What a powerful and incisive comment! God is willing to accept even “ve’ayavta” instead of “ve’ahavta,” even hatred and rebellion in place of love and loyalty, but never “lo sam libo,” never that deadly indifference that chokes the soul and poisons the spirit. Better to complain against God and be angry with Him and protest against Him, than to shut your eyes and ears and heart to Him. Better to shake your fists at the heavens, than to shrug your shoulders and turn up your palms and say, “Don’t bother me – I’m not interested.” Better a bitter exchange with the Creator
than no dialogue at all. For ultimately, “ve’ayavta” is based upon am ha’aratzut, upon ignorance, and with the study of Torah and the acquisition of wisdom and learning there will come instead “ve’ahavta” – true love and devotion and loyalty to God. But apathy, “lo sam libo,” has no future whatsoever. Indifference marks the end of any dialogue between God and man. It condemns a man to eternal suspension in a heavy cosmic nothingness, where he is enveloped in a thunderous silence which keeps him at an infinite distance from God – a distance which he cannot and God will not ever bridge.
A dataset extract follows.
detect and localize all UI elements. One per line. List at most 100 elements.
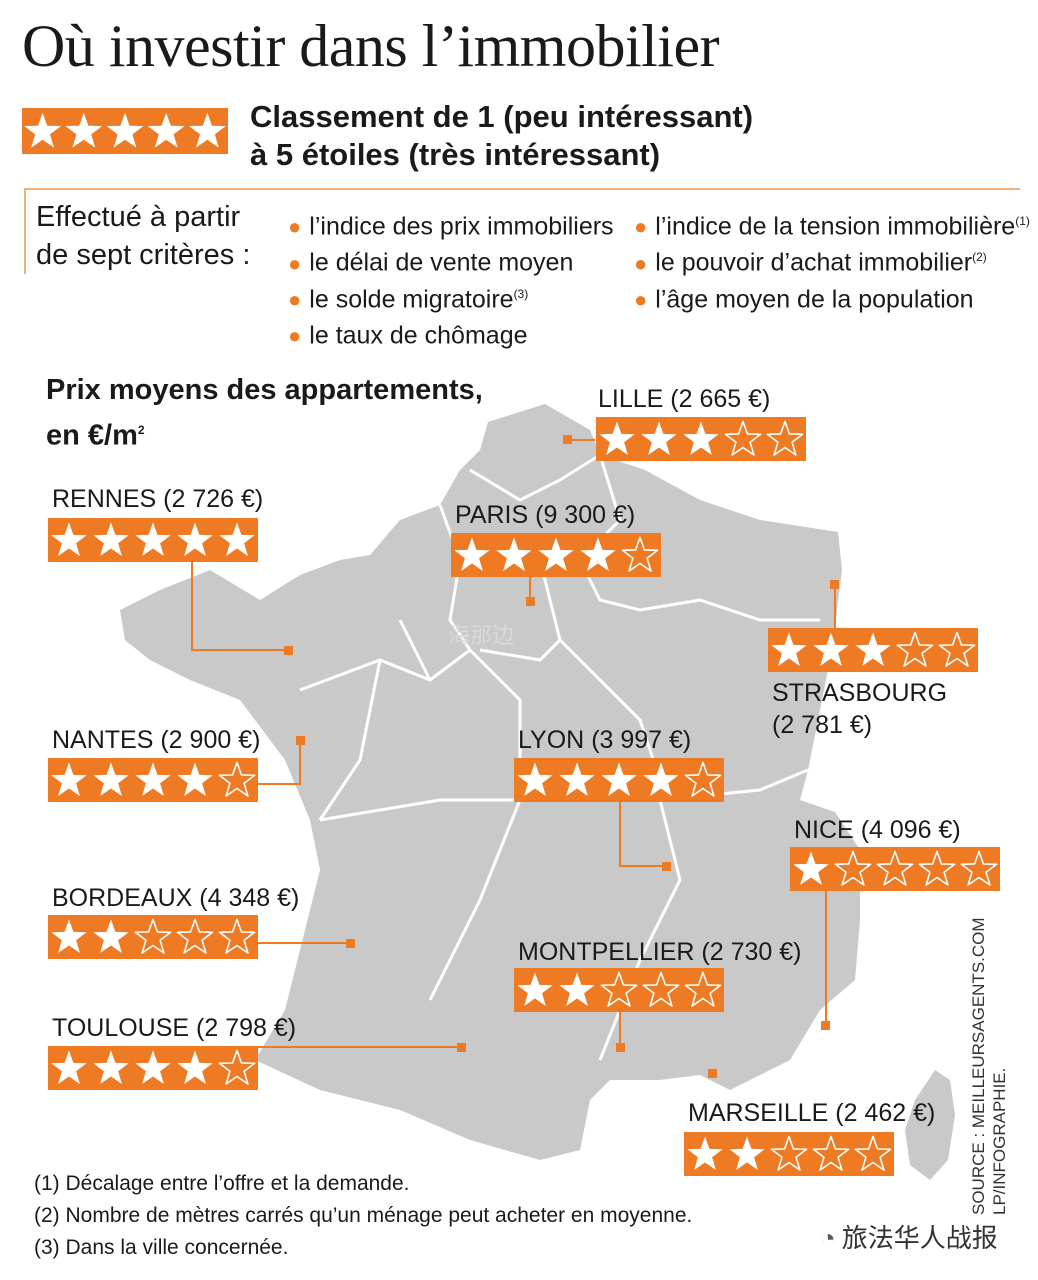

This, then, is the message implied in the stylistic eccentricity of our sidra. The antonym of yirat Hashem, Reverence, is “lo sam libo” – not putting your heart into Synagogue, Torah, Judaism. In order to achieve that glorious reverence before God, we must learn sympathy and empathy and not apathy, yearning and not neutrality, passion and not indifference.
In short, the Torah presses each of us this day with its demand and its challenge: “Have a heart.”